L’étude a été publiée dans les Proceedings of the National Academy of Sciences.

Il est suggéré qu’une minorité d’hôtes infectés pourrait être responsable de la majorité des cas de transmission des pathogènes. Étonnamment peu de choses sont connues sur ce qui distingue les hôtes super-propagateurs du reste de la population infectée. En utilisant un modèle d’infection à Salmonella chez la souris, nous montrons que les taux de Salmonella sont équivalents parmi les hôtes super-propagateurs après un traitement antibiotique et les hôtes non super-propagateurs ; cependant, les hôtes super-propagateurs sont les seuls capables de tolérer un traitement antibiotique, contrairement aux hôtes non super-propagateurs. Nous constatons que les super-propagateurs ont une réponse hyper-inflammatoire à un traitement antibiotique, ce qui entraîne une augmentation des cellules myéloïdes inflammatoires qui contribue à la morbidité observée. Les super-propagateurs ne présentent ni une fréquence accrue de cellules myéloïdes inflammatoires, ni une morbidité après un traitement antibiotique. Nos données décrivent les mécanismes de tolérance propres à aux hôtes super-propagateurs qui permettent la transmission soutenue des pathogènes.
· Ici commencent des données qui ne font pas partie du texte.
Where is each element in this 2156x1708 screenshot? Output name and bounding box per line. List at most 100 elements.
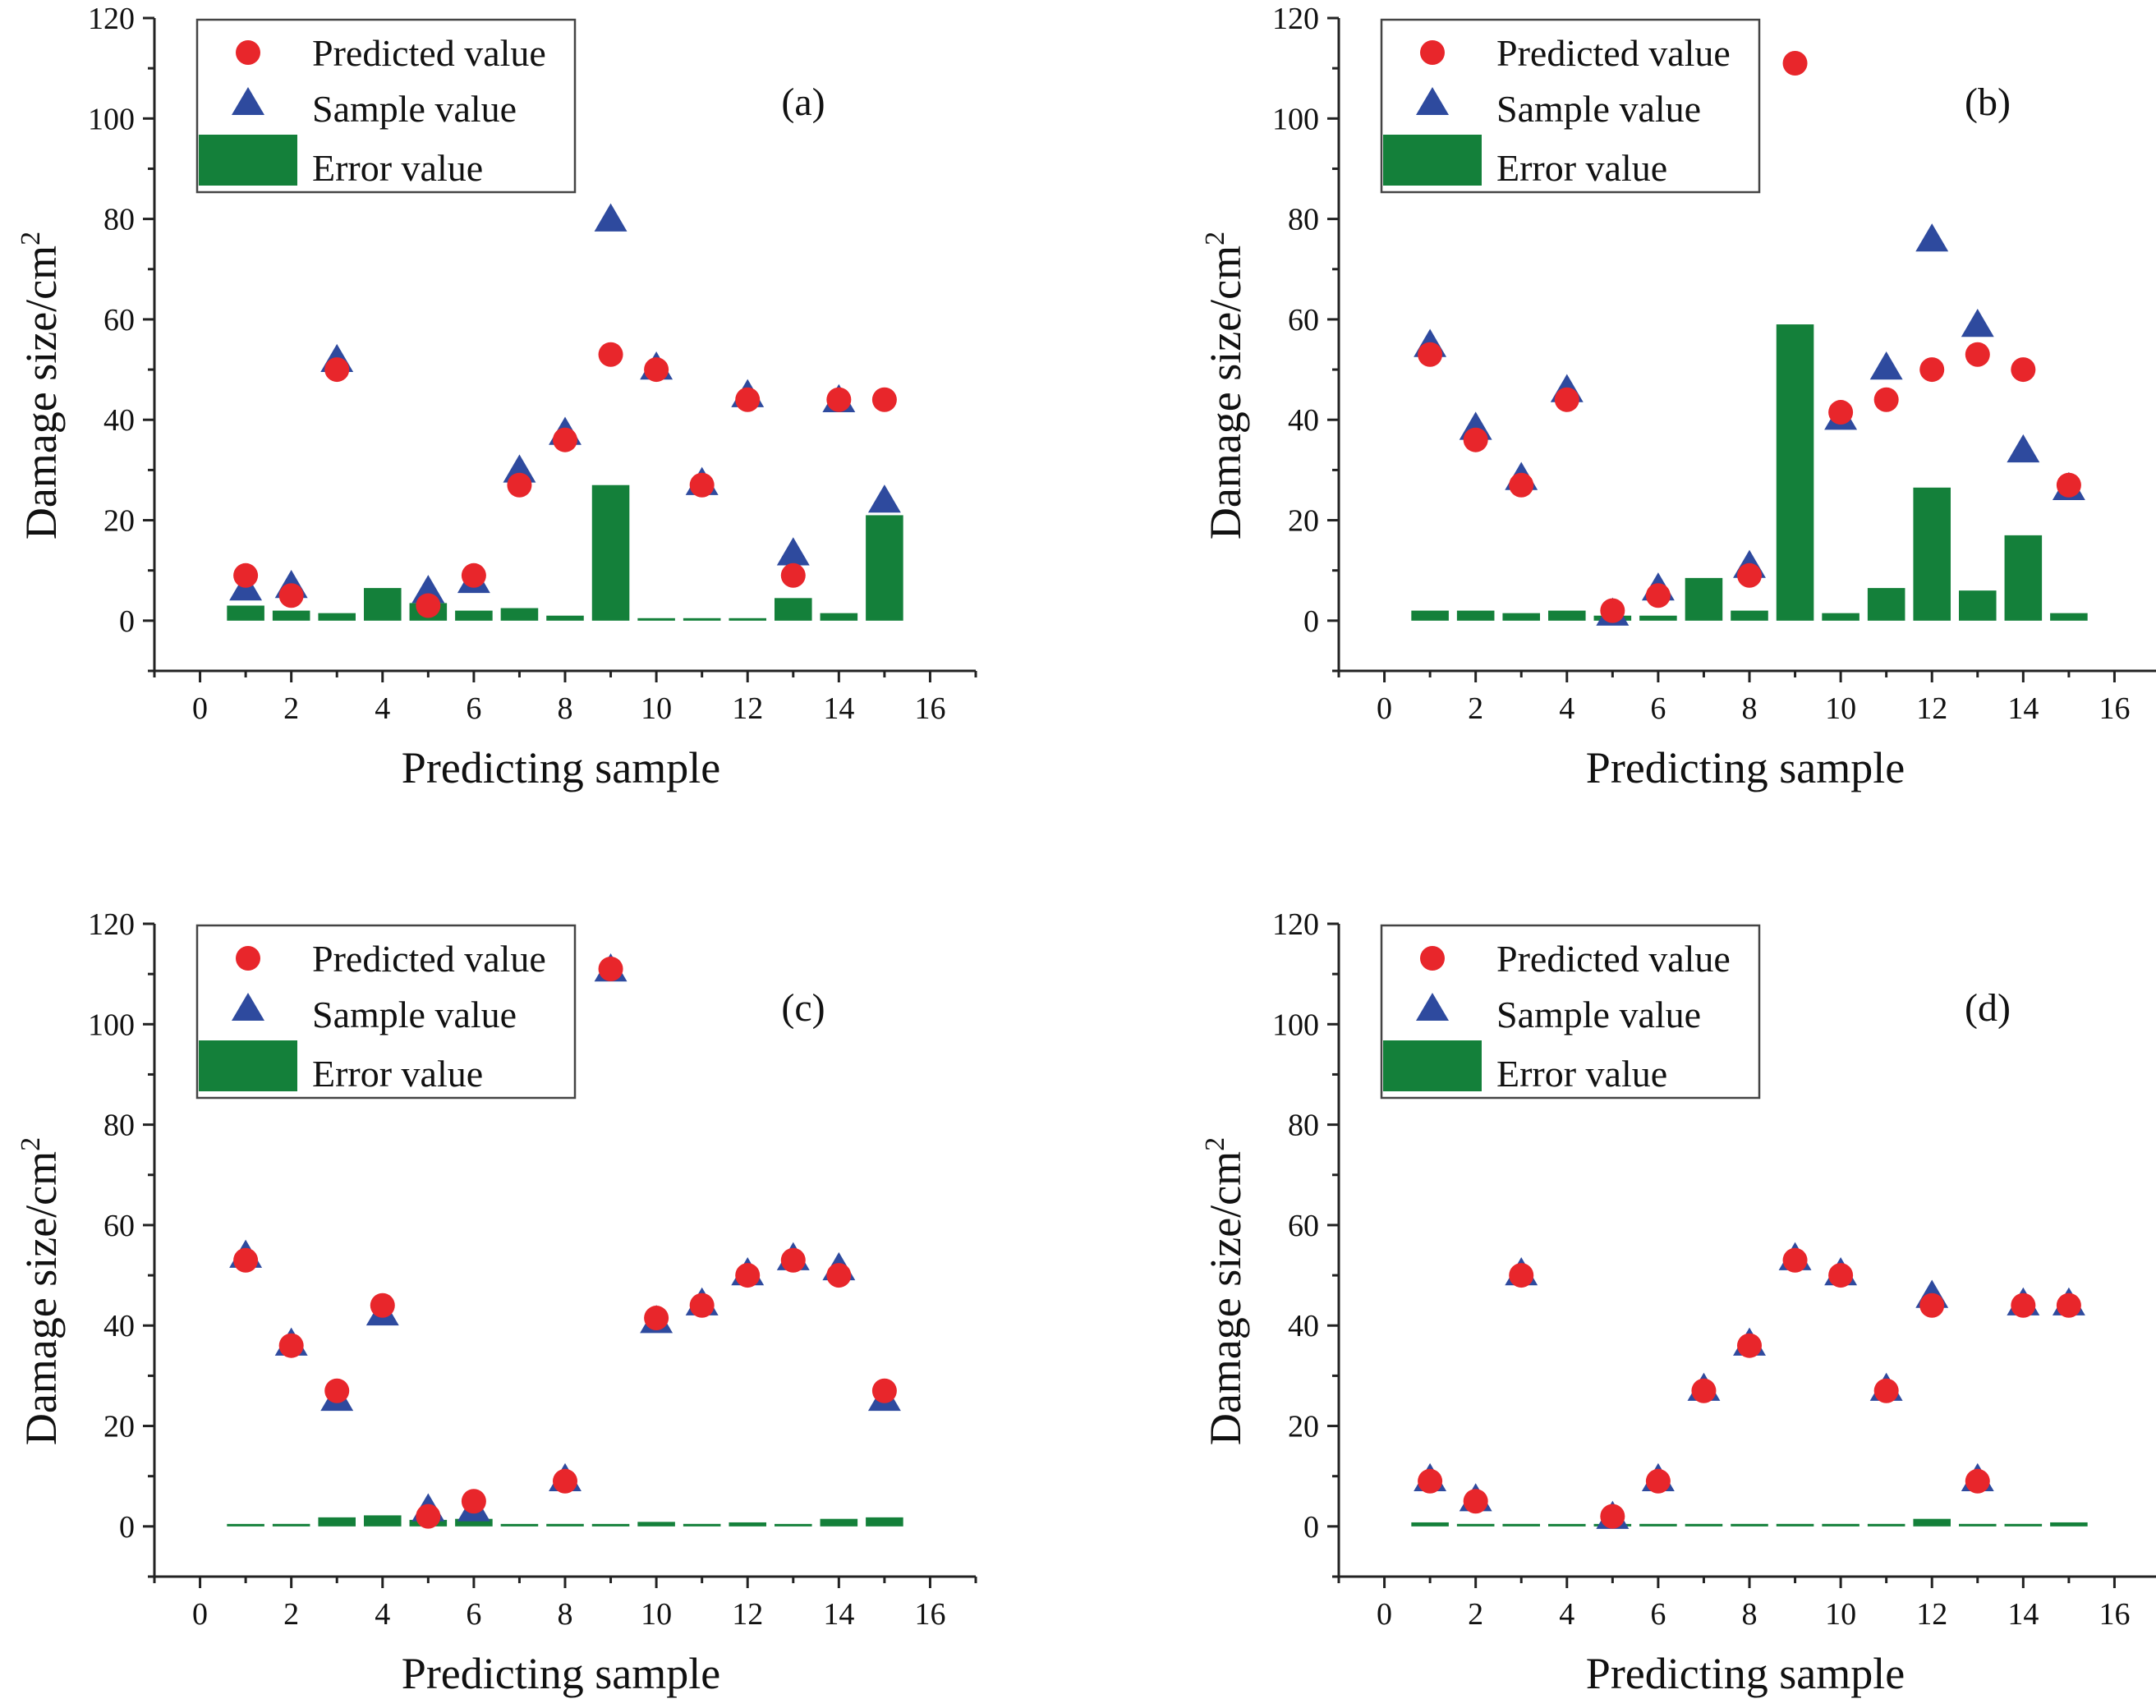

Smita Gopinath, Joshua S. Lichtman, Donna M. Bouley, Joshua E. Elias, and Denise M. Monack. Role of disease-associated tolerance in infectious superspreaders. PNAS 2014 ; published ahead of print October 20, 2014, doi:10.1073/pnas.1409968111.

Un article de l’AFP traite aussi du sujet, « Les antibiotiques doperaient la propagation de la salmonelle chez certains animaux (étude) ».